Labeled a “disruptive” design, Hill Helicopters announced its HX50, which features a decidedly sleek exterior, three-blade composite main rotor and Fenestron-style ducted tail rotor. The five-seat helo uses an undisclosed turbine engine capable of 500 SHP but limited to 440 SHP for takeoff and 400 SHP maximum continuous. The company says that the HX50 is “the world’s first truly private, luxury helicopter crafted to deliver a whole new experience in safety, performance, adventure, comfort, and elegance. Its composite structure and rotor system, optimized engine, reimagined avionics, and elevated interior design together make the HX50 a high-tech and high-performance personal aircraft,” according to the company.

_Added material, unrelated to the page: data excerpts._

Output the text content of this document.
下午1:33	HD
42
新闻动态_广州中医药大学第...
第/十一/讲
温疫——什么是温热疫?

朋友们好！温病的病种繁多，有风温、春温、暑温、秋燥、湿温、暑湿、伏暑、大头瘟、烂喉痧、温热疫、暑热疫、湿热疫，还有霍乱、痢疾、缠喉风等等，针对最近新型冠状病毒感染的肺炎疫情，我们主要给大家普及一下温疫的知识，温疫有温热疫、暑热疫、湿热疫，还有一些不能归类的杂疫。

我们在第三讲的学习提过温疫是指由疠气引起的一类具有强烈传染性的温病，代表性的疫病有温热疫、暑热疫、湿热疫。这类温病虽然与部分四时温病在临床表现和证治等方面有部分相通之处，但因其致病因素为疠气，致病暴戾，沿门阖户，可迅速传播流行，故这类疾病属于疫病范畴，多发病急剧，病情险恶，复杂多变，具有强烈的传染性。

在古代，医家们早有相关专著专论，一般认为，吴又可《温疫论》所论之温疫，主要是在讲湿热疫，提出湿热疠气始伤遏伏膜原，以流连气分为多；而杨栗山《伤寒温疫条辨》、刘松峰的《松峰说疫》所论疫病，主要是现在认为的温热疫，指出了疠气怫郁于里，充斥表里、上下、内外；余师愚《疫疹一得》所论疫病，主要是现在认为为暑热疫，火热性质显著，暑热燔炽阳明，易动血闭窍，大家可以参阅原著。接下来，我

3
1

“The helicopter industry has long awaited an Elon Musk-style disruption that redefines the modern helicopter. The wait is over,” says Dr. Jason Hill, founder and CEO of Hill Helicopters. “The only way to create something that is truly groundbreaking is to design from the ground up, giving equal focus to aerospace design, performance, and safety as well as to the artistic and experiential aspects—including comfort, ergonomics, intuitive technology, and luxury. The HX50 brings all of this together to deliver a truly unique aircraft and experience.”
The HX50 will use a composite fuselage to keep the empty weight to 1,870 pounds against a max-gross weight of 3,630 pounds. Cruise speed is an anticipated 140 KTAS at best, with an economy cruise of 110 KTAS.

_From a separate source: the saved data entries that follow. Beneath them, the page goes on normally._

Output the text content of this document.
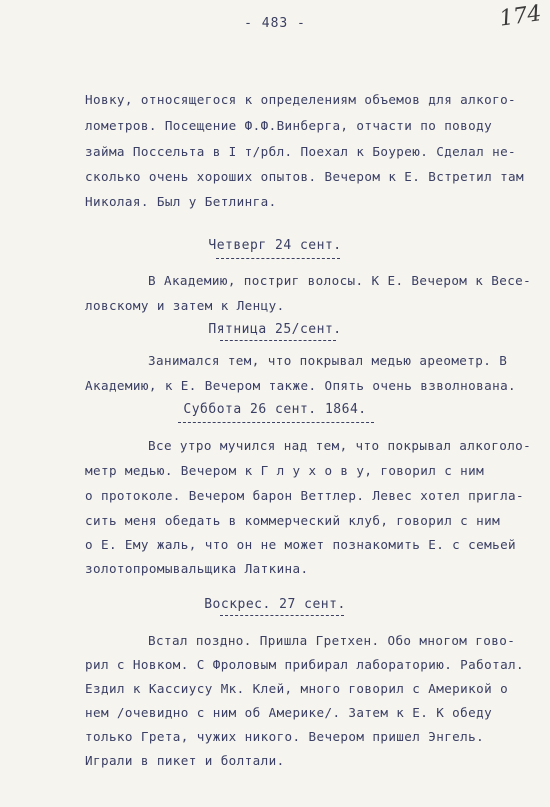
- 483 -	174
Новку, относящегося к определениям объемов для алкого-
лометров. Посещение Ф.Ф.Винберга, отчасти по поводу
займа Поссельта в I т/рбл. Поехал к Боурею. Сделал не-
сколько очень хороших опытов. Вечером к Е. Встретил там
Николая. Был у Бетлинга.
Четверг 24 сент.
В Академию, постриг волосы. К Е. Вечером к Весе-
ловскому и затем к Ленцу.
Пятница 25/сент.
Занимался тем, что покрывал медью ареометр. В
Академию, к Е. Вечером также. Опять очень взволнована.
Суббота 26 сент. 1864.
Все утро мучился над тем, что покрывал алкоголо-
метр медью. Вечером к Г л у х о в у, говорил с ним
о протоколе. Вечером барон Веттлер. Левес хотел пригла-
сить меня обедать в коммерческий клуб, говорил с ним
о Е. Ему жаль, что он не может познакомить Е. с семьей
золотопромывальщика Латкина.
Воскрес. 27 сент.
Встал поздно. Пришла Гретхен. Обо многом гово-
рил с Новком. С Фроловым прибирал лабораторию. Работал.
Ездил к Кассиусу Мк. Клей, много говорил с Америкой о
нем /очевидно с ним об Америке/. Затем к Е. К обеду
только Грета, чужих никого. Вечером пришел Энгель.
Играли в пикет и болтали.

Never heard of Dr. Hill? The company says he is a “20-year helicopter pilot [who] founded Hill Helicopters to design the ideal personal luxury helicopter that blends the latest safety and efficient performance technology with a truly luxurious and high-tech experience. Hill received his undergraduate degree in mechanical engineering from Aston University and a Ph.D. in aeronautics from Cranfield University.”
Price? Not yet released, but you have time to save up since the HX50 is in the “advanced design phase” now and will be in flight test by 2022, with deliveries to come the year after.